A bearish divergence can be confirmed with the CCI breaking below zero or breaking support on the price chart. Similarly, a bullish divergence can be confirmed with the CCI breaking above the 0 level or breaking the resistance zone on the price chart.

For example

The chart below uses 40-day CCI. Longer time frame to reduce price volatility. There are three fairly large divergences over a 7-month period.

First, the price pushed to a new high in early May. But the CCI indicator did not exceed the highest level in March and formed a bearish divergence. A support breakout of the price chart and the CCI moving into the -5 zone confirm divergence a few days later.

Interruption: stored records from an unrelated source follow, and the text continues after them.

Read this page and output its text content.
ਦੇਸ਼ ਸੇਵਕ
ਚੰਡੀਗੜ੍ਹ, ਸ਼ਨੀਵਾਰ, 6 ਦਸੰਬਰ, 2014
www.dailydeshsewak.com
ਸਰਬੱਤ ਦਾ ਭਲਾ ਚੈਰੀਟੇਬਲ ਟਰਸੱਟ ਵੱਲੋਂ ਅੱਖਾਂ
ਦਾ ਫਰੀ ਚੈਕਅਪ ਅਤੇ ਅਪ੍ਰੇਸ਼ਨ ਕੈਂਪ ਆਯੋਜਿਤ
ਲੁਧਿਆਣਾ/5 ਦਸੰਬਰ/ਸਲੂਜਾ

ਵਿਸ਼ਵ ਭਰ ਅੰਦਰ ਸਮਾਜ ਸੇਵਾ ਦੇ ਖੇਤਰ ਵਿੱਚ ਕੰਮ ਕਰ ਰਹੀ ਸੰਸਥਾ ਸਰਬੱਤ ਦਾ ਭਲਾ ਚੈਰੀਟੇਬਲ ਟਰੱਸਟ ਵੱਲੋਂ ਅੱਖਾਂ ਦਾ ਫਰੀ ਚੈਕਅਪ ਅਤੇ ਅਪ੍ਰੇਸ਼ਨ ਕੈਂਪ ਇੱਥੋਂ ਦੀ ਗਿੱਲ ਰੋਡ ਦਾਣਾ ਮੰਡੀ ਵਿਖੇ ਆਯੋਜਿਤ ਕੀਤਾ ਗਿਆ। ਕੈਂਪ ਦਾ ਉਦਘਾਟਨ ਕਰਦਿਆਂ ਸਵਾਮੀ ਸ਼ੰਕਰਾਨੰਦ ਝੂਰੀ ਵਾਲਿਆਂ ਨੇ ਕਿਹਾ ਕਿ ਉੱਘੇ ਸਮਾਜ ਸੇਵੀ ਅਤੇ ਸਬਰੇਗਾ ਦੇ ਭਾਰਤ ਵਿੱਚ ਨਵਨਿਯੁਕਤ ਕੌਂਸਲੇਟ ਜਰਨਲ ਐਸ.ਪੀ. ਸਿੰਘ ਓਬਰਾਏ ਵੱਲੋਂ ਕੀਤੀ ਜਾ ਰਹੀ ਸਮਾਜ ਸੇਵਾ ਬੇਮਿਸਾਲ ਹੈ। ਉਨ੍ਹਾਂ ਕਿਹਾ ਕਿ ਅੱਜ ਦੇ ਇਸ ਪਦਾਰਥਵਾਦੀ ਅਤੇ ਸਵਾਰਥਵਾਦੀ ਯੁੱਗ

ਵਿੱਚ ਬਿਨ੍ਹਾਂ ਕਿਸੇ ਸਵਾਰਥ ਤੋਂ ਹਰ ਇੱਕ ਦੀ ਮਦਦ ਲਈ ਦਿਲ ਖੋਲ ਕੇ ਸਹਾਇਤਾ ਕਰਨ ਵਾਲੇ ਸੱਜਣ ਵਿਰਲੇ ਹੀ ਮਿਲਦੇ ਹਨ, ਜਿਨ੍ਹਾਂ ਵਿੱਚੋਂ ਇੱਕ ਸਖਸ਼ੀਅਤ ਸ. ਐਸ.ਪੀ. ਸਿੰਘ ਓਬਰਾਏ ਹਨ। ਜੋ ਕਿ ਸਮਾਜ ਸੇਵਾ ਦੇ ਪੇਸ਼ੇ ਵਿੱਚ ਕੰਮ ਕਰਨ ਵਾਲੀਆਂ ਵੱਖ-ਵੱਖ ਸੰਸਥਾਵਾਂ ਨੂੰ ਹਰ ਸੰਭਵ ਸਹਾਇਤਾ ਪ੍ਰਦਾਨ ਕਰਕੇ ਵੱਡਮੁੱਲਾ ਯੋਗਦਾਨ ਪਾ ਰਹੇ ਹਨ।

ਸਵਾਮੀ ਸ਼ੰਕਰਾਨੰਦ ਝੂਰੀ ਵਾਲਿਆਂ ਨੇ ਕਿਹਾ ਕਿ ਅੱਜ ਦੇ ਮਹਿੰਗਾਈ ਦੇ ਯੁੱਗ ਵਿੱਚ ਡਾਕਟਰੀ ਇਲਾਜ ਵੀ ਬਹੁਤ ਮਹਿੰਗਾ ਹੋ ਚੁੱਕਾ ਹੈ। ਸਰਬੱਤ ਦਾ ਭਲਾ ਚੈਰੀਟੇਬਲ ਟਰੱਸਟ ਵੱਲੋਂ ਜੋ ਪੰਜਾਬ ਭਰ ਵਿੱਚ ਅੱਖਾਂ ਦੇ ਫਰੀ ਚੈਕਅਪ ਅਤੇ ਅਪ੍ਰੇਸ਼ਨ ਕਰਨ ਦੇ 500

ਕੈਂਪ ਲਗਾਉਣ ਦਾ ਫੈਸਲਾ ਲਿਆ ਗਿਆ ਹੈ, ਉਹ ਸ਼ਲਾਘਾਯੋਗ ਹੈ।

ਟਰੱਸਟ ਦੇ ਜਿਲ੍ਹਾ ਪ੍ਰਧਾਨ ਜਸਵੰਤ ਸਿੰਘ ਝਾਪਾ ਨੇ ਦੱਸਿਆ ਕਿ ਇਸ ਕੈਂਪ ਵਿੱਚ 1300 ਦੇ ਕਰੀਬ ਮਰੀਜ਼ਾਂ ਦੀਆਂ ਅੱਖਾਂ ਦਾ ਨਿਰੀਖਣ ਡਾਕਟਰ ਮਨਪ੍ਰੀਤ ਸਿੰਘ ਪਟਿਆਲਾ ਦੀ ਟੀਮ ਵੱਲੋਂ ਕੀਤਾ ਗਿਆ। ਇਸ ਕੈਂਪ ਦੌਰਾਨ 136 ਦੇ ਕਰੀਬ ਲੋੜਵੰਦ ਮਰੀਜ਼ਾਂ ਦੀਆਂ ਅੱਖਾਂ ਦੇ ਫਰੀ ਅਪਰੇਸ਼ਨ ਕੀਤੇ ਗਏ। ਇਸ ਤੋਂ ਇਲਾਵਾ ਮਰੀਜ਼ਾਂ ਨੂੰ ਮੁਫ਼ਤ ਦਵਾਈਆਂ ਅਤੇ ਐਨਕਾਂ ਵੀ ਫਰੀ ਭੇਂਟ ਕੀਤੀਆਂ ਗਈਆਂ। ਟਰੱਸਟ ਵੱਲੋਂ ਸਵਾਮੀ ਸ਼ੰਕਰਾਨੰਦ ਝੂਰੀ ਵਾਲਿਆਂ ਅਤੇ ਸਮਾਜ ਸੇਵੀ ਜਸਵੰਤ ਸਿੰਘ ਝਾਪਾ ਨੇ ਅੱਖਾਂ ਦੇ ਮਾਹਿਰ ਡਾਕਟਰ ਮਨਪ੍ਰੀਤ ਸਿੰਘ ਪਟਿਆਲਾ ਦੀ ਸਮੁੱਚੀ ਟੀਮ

Next, a bullish divergence formed in early July when prices moved to a lower low. But CCI forms a higher low. This difference was confirmed when CCI moved up to the zone 7.

Also note that asset prices filled the gap (Filled GAP) at the end of June with a spike in early July.

Finally, a bearish divergence formed in early September and was confirmed when the CCI entered the -9 zone. Despite CCI confirmation, the price never broke support and the divergence did not lead to trend reversals.

So it can be said that: Not all divergences produce good signals. Depending on the case as analyzed offline.

cci indicator and divergence

Explain the symbol on a chart:

  • Higher high: Higher peak.
  • Filled gap: Filling the gap.
  • Lower low: Lower bottom
  • Confirmation: Confirmation
  • Bearish divergence: Divergence declines
  • Bullish divergence: Increasing divergence


So, to summarize a few points you learned through the analysis using the CCI indicator:

CCI (Commodity Channel Indicator) is an oscillating indicator that helps you determine the price of an asset's high or low. Can indicate weakness or end of a trend. Thereby helping you to join the trade as soon as the trend starts or exit the trade before it goes against you ...

Finally, combine the CCI with the indicators Blogtienao mentioned. All indicators are fully provided on the website. The article is not investment advice, do your own research and evaluation. Thanks!